LE MONDE DE LA BD : Les Éditions de la Cerise


Si le marché de la BD franco-belge a connu, à la fin du siècle dernier, un impressionnant phénomène de concentration (1), il existe encore quelques petits éditeurs qui n’ont pas peur des gros.
C’est le cas des Éditions de la Cerise. Cette structure éditoriale a été créée en 2002, par Guillaume Trouillard pour éditer ses travaux et ceux de quelques condisciples de l’École des Beaux-Arts d’Angoulême. Ce premier essai paraît en 2003 et prend la forme d’une luxueuse revue de bandes dessinées expérimentales baptisée Clafoutis publiée sous le label des Éditions de la Cerise. Au sommaire, on peut ainsi découvrir les talents graphiques de Sébastien d’Abrigeon, Grégory Elbaz, Thomas Gosselin, Charles Razack, Samuel Stento et, bien évidemment, Guillaume Trouillard.
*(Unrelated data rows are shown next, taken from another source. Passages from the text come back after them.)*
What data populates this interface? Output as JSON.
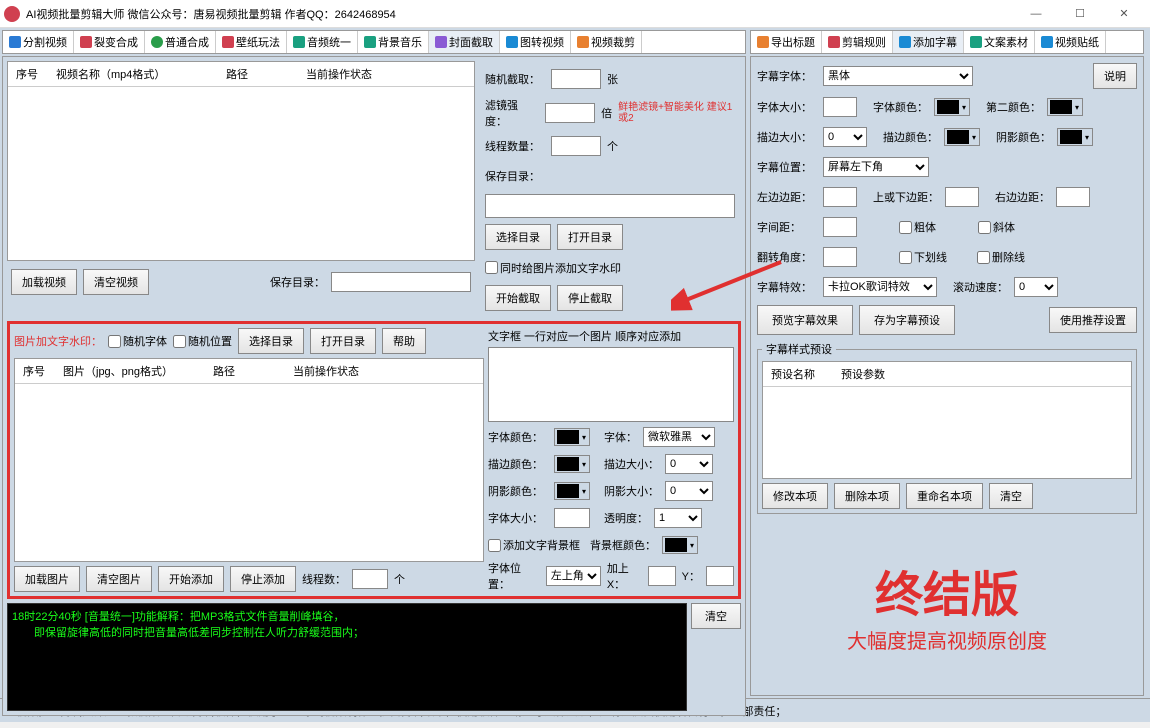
{
  "window": {
    "title": "AI视频批量剪辑大师   微信公众号：唐易视频批量剪辑   作者QQ：2642468954",
    "min": "—",
    "max": "☐",
    "close": "✕"
  },
  "left_tabs": [
    "分割视频",
    "裂变合成",
    "普通合成",
    "壁纸玩法",
    "音频统一",
    "背景音乐",
    "封面截取",
    "图转视频",
    "视频裁剪"
  ],
  "right_tabs": [
    "导出标题",
    "剪辑规则",
    "添加字幕",
    "文案素材",
    "视频贴纸"
  ],
  "video_list": {
    "h1": "序号",
    "h2": "视频名称（mp4格式）",
    "h3": "路径",
    "h4": "当前操作状态"
  },
  "buttons": {
    "load_video": "加载视频",
    "clear_video": "清空视频",
    "save_dir": "保存目录：",
    "select_dir": "选择目录",
    "open_dir": "打开目录",
    "start_capture": "开始截取",
    "stop_capture": "停止截取",
    "load_img": "加载图片",
    "clear_img": "清空图片",
    "start_add": "开始添加",
    "stop_add": "停止添加",
    "help": "帮助",
    "clear_log": "清空",
    "preview_sub": "预览字幕效果",
    "save_preset": "存为字幕预设",
    "use_rec": "使用推荐设置",
    "mod": "修改本项",
    "del": "删除本项",
    "rename": "重命名本项",
    "clear": "清空",
    "explain": "说明"
  },
  "cover": {
    "random": "随机截取：",
    "unit_zhang": "张",
    "filter": "滤镜强度：",
    "unit_bei": "倍",
    "tip": "鲜艳滤镜+智能美化 建议1或2",
    "threads": "线程数量：",
    "unit_ge": "个",
    "savedir": "保存目录：",
    "watermark": "同时给图片添加文字水印"
  },
  "img_panel": {
    "title": "图片加文字水印：",
    "rand_font": "随机字体",
    "rand_pos": "随机位置",
    "h1": "序号",
    "h2": "图片（jpg、png格式）",
    "h3": "路径",
    "h4": "当前操作状态",
    "threads": "线程数：",
    "unit": "个"
  },
  "textbox": {
    "title": "文字框 一行对应一个图片 顺序对应添加",
    "font_color": "字体颜色：",
    "font": "字体：",
    "font_val": "微软雅黑",
    "stroke_color": "描边颜色：",
    "stroke_size": "描边大小：",
    "stroke_val": "0",
    "shadow_color": "阴影颜色：",
    "shadow_size": "阴影大小：",
    "shadow_val": "0",
    "font_size": "字体大小：",
    "opacity": "透明度：",
    "opacity_val": "1",
    "add_bg": "添加文字背景框",
    "bg_color": "背景框颜色：",
    "pos": "字体位置：",
    "pos_val": "左上角",
    "addx": "加上X：",
    "y": "Y："
  },
  "log": {
    "line1": "18时22分40秒 [音量统一]功能解释：把MP3格式文件音量削峰填谷，",
    "line2": "　　即保留旋律高低的同时把音量高低差同步控制在人听力舒缓范围内；"
  },
  "brand": {
    "big": "终结版",
    "sub": "大幅度提高视频原创度"
  },
  "sub": {
    "font": "字幕字体：",
    "font_val": "黑体",
    "size": "字体大小：",
    "color": "字体颜色：",
    "color2": "第二颜色：",
    "stroke": "描边大小：",
    "stroke_val": "0",
    "stroke_color": "描边颜色：",
    "shadow_color": "阴影颜色：",
    "pos": "字幕位置：",
    "pos_val": "屏幕左下角",
    "left": "左边边距：",
    "top": "上或下边距：",
    "right": "右边边距：",
    "spacing": "字间距：",
    "bold": "粗体",
    "italic": "斜体",
    "rotate": "翻转角度：",
    "underline": "下划线",
    "strike": "删除线",
    "effect": "字幕特效：",
    "effect_val": "卡拉OK歌词特效",
    "speed": "滚动速度：",
    "speed_val": "0"
  },
  "preset": {
    "legend": "字幕样式预设",
    "h1": "预设名称",
    "h2": "预设参数"
  },
  "status": "AI视频批量剪辑大师是一款视频全自动剪辑软件，仅用于个人原创视频制作、提高剪辑效率，使用软件时请遵守法律法规，如有违反由使用者自行承担全部责任；"
}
L’aventure de la revue se poursuit dès l’année suivante avec un deuxième numéro qui accueille un invité d’honneur d’exception en la personne du dessinateur argentin Carlos Nine. Même si elles peinent à trouver leur lectorat, les Éditions de la Cerise persistent et signent en publiant au moins un album par an : Le cas Lilian Fenouilh (de Guillaume Trouillard, 2005), Entre Deux (de Vincent Perriot, 2006), Pourquoi Pas ? (de Samuel Stento, 2006), Colibri (de Trouillard, 2007), Bix, (de Grégory Elbaz, 2008), Chromorama (de Sonia Pulido, 2008), La Saison des Flèches (de Stento et Trouillard, 2009) et Dog (de Perriot, 2012). Chacune des productions de la Cerise adopte un format différent en taille ou nombre de pages pour s’adapter au mieux au récit et au style graphique de chaque artiste véritablement considéré comme un auteur.
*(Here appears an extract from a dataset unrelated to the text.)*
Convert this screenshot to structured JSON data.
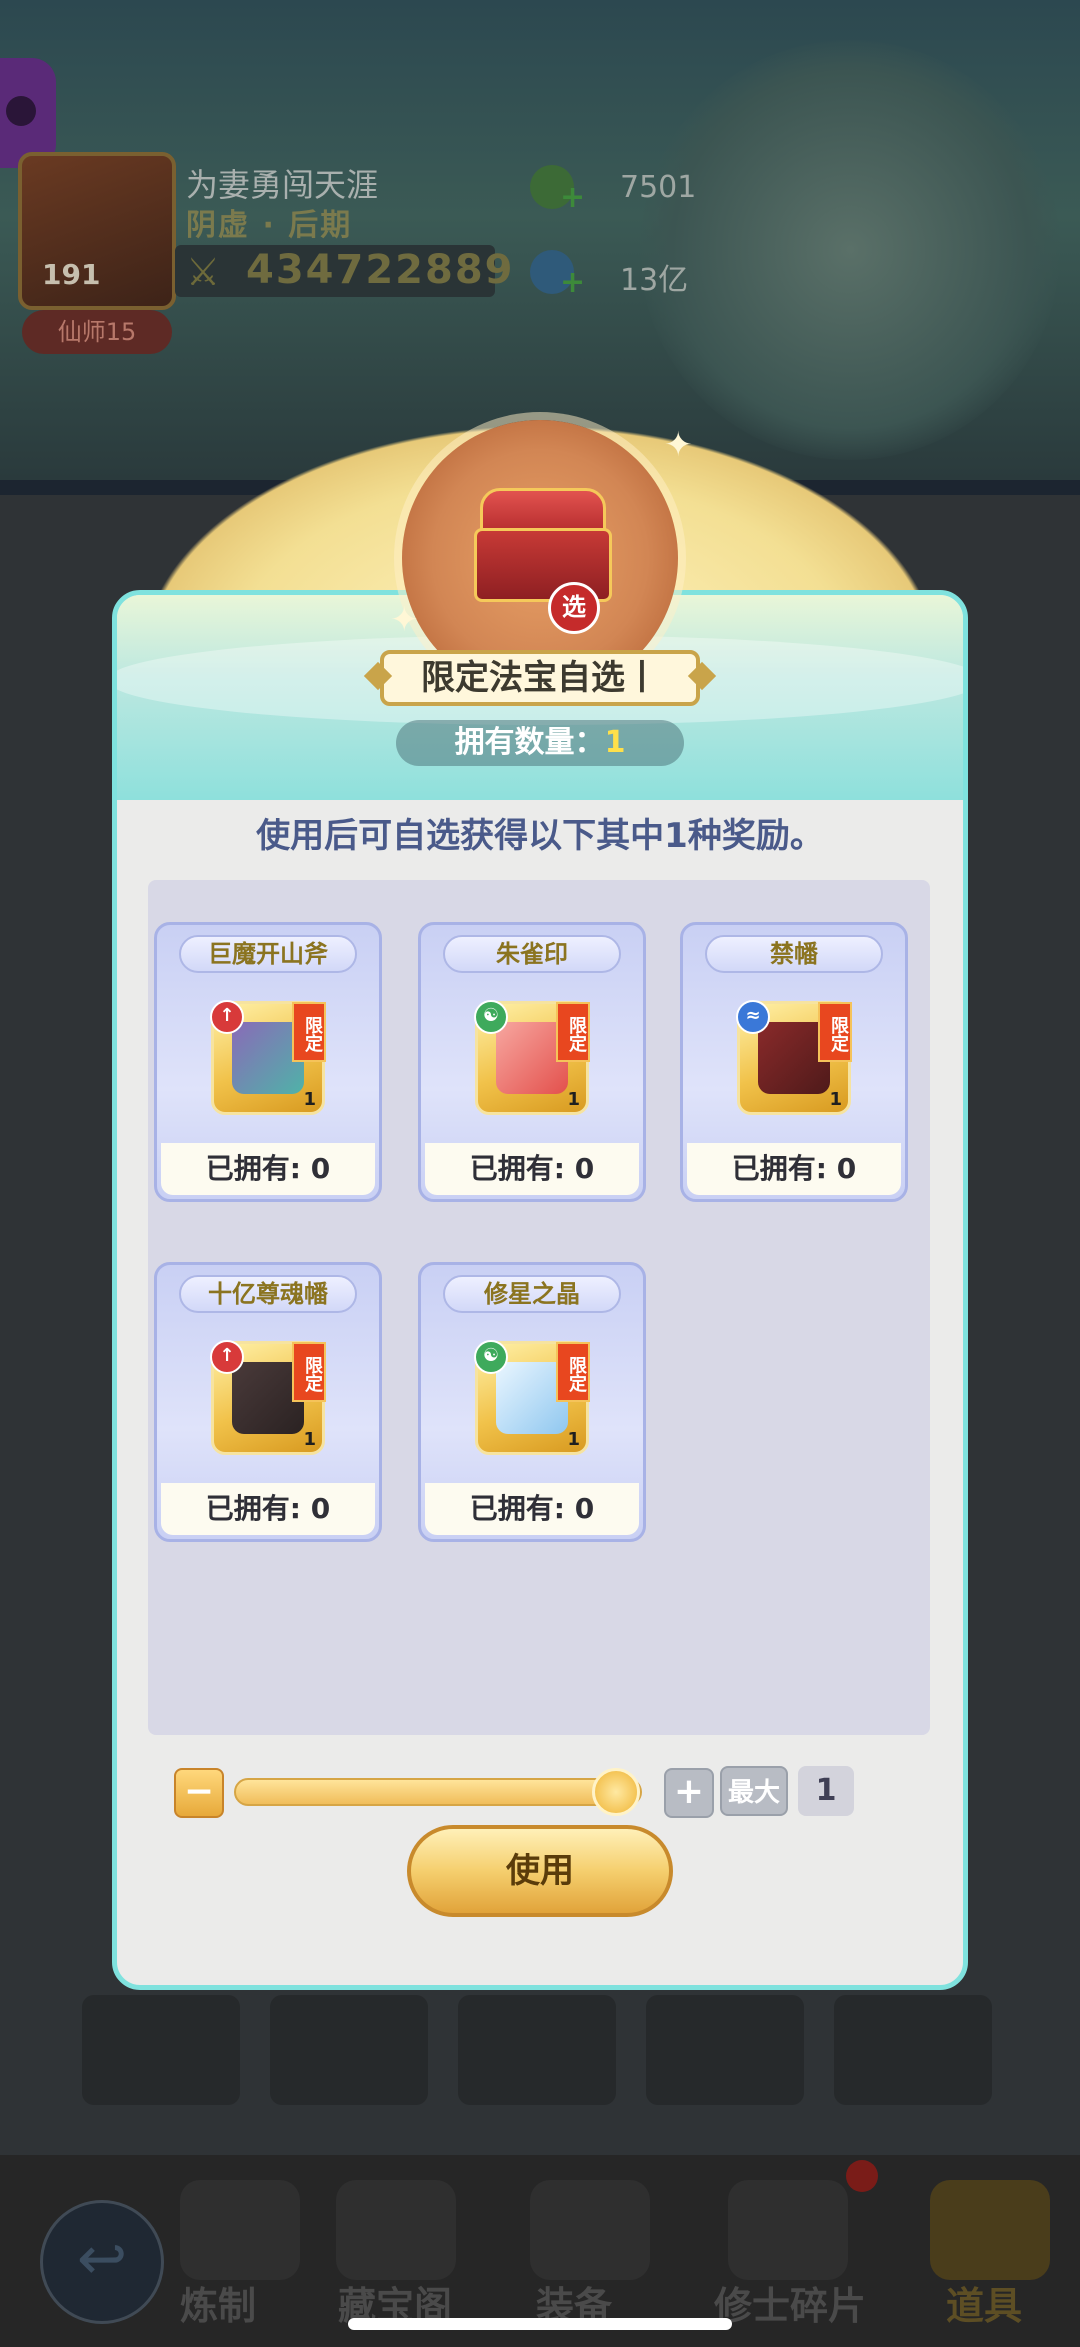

Indispensable cheville ouvrière des Éditions de la Cerise, Guillaume Trouillard assume toutes les fonctions qui peuvent exister au sein d’une maison d’édition : directeur de publication, rédacteur en chef de la revue Clafoutis (5 numéros de 2004 à 2013), maquettiste, lettreur, scénariste, dessinateur,… Les œuvres de Guillaume Trouillard sont régulièrement remarquées et primées. Colibri obtient ainsi le Prix des lecteurs de Libération, alors que La Saison des Flèches fait partie de la Sélection officielle d’Angoulême 2010 et décroche le Premio de Novela Gráfica FNAC/Sins Entido pour sa version espagnole.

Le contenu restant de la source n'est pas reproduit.